Einde inhoudsopgave
Verordening (EU) Nr. 1093/2010 tot oprichting van een Europese toezichthoudende autoriteit (Europese Bankautoriteit), tot wijziging van Besluit nr. 716/2009/EG en tot intrekking van Besluit 2009/78/EG van de Commissie
Artikel 36 Verhouding met het ESRB
Geldend
Geldend vanaf 30-12-2019
- Redactionele toelichting
Wordt toegepast vanaf 01-01-2020.
- Bronpublicatie:
18-12-2019, PbEU 2019, L 334 (uitgifte: 27-12-2019, regelingnummer: 2019/2175)
- Inwerkingtreding
30-12-2019
- Bronpublicatie inwerkingtreding:
18-12-2019, PbEU 2019, L 334 (uitgifte: 27-12-2019, regelingnummer: 2019/2175)
- Vakgebied(en)
Bankzaken (V)
Financieel recht / Bank- en effectenrecht
Financieel recht / Financieel toezicht (juridisch)

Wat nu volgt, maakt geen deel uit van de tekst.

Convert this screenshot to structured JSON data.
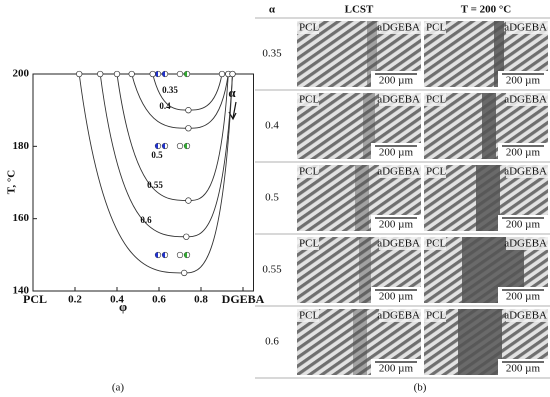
{
  "chart_data": {
    "type": "line",
    "xlabel": "φ",
    "ylabel": "T, °C",
    "xlim": [
      0,
      1.05
    ],
    "ylim": [
      140,
      200
    ],
    "xticks": [
      {
        "value": 0,
        "label": "PCL"
      },
      0.2,
      0.4,
      0.6,
      0.8,
      {
        "value": 1,
        "label": "DGEBA"
      }
    ],
    "yticks": [
      140,
      160,
      180,
      200
    ],
    "annotation": "α",
    "color": "#333333",
    "series": [
      {
        "name": "0.35",
        "x": [
          0.57,
          0.74,
          0.9
        ],
        "values": [
          200,
          190,
          200
        ]
      },
      {
        "name": "0.4",
        "x": [
          0.47,
          0.74,
          0.93
        ],
        "values": [
          200,
          185,
          200
        ]
      },
      {
        "name": "0.5",
        "x": [
          0.4,
          0.74,
          0.93
        ],
        "values": [
          200,
          165,
          200
        ]
      },
      {
        "name": "0.55",
        "x": [
          0.32,
          0.73,
          0.95
        ],
        "values": [
          200,
          155,
          200
        ]
      },
      {
        "name": "0.6",
        "x": [
          0.22,
          0.72,
          0.95
        ],
        "values": [
          200,
          145,
          200
        ]
      }
    ]
  },
  "labels": {
    "a": "(a)",
    "b": "(b)"
  },
  "panel_b": {
    "headers": [
      "α",
      "LCST",
      "T = 200 °C"
    ],
    "rows": [
      "0.35",
      "0.4",
      "0.5",
      "0.55",
      "0.6"
    ],
    "image_texts": [
      "PCL",
      "aDGEBA",
      "200 µm"
    ]
  }
}
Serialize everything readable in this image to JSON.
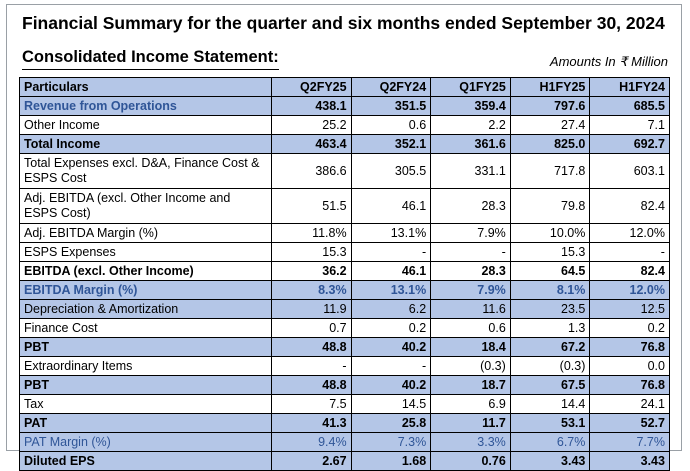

Financiële dienstverlening / Financieel toezicht
1.
De Autoriteit werkt nauw en op regelmatige basis met het ESRB samen.
2.
De Autoriteit verstrekt het ESRB regelmatig en tijdig de informatie die nodig is voor de vervulling van zijn taken. Alle voor de vervulling van zijn taken benodigde gegevens die niet in een samengevatte of geaggregeerde vorm beschikbaar zijn, worden na een met redenen omkleed verzoek onverwijld aan het ESRB verstrekt, als bepaald in artikel 15 van Verordening (EU) nr. 1092/2010. De Autoriteit beschikt, in samenwerking met het ESRB, over adequate interne procedures voor de verzending van vertrouwelijke informatie, met name informatie betreffende individuele financiële instellingen.
3.
Vervallen.
4.
Bij ontvangst van een tot de Autoriteit gerichte waarschuwing of aanbeveling van het ESRB bespreekt de Autoriteit die waarschuwing of die aanbeveling tijdens de volgende vergadering van de raad van toezichthouders of, indien passend, voordien, teneinde de implicaties van een dergelijke waarschuwing of aanbeveling voor de vervulling van haar taken te beoordelen en een eventuele follow-up uit te voeren.
Zij neemt, volgens de toepasselijke besluitvormingsprocedure, een besluit over alle maatregelen die moeten worden genomen overeenkomstig de haar bij deze verordening verleende bevoegdheden voor de behandeling van de in de waarschuwingen en de aanbevelingen aangewezen kwesties.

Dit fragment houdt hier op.